Noches sin luna, noches negras, abisales. Acomodado en el fondo de las tinieblas. Un pedacito de universo destaca con viveza, jamás había observado estrellas tan rutilantes. Entre sorbo y sorbo, conceptos atravesando de sien a sien. Imposible pegar ojo ante un cielo ambiguo, al mismo tiempo del Génesis y del Apocalipsis, de nacimientos, muertes, extinciones. Los astros, al igual que niños, borrachos, locos y perros, nunca mienten; siempre están ahí, varados en un ciclo cósmico de tremenda magnitud, del que la humanidad, tan pagada de sí misma, constituye una penosa milmillonésima fracción. Faltarían deseos para asignárselos a cada estrella fugaz que cruza el firmamento. Los deseos germinan al paso de un meteoro, eso dicen. Afortunadamente perviven lo que tarda en desvanecerse su estela, mejor así, los problemas empiezan cuando atienden nuestras ambiciones. Ulula el búho real, acuden curiosos los murciélagos cada vez que enciendo el infiernillo, eché en falta el aullido de la manada. Muy abajo, un tranquilizante murmullo, nana de remolinos y espuma. Entre bocanada y bocanada, especulaciones. Está escrito allá arriba, el sino de todos y cada uno. Nuestro destino está elegido de antemano, en consecuencia es superfluo preocuparse, es inútil huir de lo que somos. Ganador, perdedor, quién decide lo que es ganar o perder. Entre sorbos y bocanadas, psicopatías. Las más antiguas culturas, aseguran que si un hombre ofrece un acto de fe, de contrición, su plegaria queda allí inamovible, incrustada en los orificios de la roca, de donde exhala a perpetuidad. Calavera, irreverente, sindiós, no compensa vivir despellejado de creencias. Tenemos los sentidos embotados. La sociedad actual nos malcría, nos vuelve títeres cibernéticos, corroe las conexiones sensoriales con el inframundo, inherentes a los primitivos pero verdaderos.

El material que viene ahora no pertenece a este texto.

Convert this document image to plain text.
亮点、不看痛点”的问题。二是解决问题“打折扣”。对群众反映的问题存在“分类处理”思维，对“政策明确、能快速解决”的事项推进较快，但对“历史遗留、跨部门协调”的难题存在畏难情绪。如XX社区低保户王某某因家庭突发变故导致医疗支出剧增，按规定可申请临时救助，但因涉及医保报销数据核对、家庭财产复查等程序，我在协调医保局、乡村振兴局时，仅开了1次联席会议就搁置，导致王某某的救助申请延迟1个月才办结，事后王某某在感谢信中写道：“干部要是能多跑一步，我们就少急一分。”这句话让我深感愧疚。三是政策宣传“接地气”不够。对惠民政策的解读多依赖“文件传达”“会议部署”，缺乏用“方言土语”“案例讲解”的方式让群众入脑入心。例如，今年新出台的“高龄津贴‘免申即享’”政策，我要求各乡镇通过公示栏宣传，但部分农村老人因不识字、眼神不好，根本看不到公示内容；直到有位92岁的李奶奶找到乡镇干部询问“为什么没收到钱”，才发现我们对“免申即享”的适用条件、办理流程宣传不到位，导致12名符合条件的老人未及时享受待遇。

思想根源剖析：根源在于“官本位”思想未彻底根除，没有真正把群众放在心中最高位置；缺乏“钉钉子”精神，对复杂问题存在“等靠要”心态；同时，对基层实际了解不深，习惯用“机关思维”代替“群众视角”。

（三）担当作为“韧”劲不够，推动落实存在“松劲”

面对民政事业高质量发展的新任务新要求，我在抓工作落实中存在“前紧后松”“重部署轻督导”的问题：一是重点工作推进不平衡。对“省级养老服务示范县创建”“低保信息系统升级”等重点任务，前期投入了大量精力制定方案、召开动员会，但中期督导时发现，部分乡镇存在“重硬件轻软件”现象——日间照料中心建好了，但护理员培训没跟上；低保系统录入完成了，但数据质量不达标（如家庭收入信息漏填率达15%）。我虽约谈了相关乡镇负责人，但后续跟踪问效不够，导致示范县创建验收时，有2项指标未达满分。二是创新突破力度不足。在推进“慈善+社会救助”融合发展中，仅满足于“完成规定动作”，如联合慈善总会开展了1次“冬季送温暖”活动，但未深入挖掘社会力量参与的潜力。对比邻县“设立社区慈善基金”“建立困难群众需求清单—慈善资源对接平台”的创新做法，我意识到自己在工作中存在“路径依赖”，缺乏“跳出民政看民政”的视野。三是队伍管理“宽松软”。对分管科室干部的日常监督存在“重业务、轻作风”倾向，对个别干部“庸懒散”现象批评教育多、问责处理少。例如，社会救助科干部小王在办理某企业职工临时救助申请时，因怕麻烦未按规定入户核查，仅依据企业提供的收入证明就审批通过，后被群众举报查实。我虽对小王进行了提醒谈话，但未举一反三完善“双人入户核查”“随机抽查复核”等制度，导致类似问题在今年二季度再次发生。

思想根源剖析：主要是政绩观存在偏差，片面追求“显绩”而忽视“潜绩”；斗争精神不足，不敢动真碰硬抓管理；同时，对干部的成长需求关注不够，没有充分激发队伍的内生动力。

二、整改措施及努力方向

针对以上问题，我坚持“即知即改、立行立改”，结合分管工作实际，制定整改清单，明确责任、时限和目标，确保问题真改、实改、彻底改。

El melifluo canto de una filomena tocó diana, entonces rompió el alba.  Desde el río, reptan vahos por los paredones como víboras albinas. A las cinco de la tarde del tercer día, finalicé. Recogí el campamento, puse cuidado en eliminar los rastros de la intrusión. Costó arrancar, porque sabía que aquí dejaba unos jirones de alma, por el pálpito de que nunca volvería.

Doy término a la exploración de Entrepeñas. El proyecto ya me sobrepasa, tengo la impresión de ser hormiga empeñada en contener a una naturaleza arrolladora, inepto obstinado en desentrañar una espiritualidad sobrehumana. El cuerpo y la neurona claudican, aunque acaso queden yacimientos inéditos. Durante los años que vagué por este breve pero indómito escenario, podría haberme despeñado cien veces, o desvanecido otras tantas en el veneno de las  bichas. No hubiera sido mal desenlace. Estoy convencido, alguien veló por mí.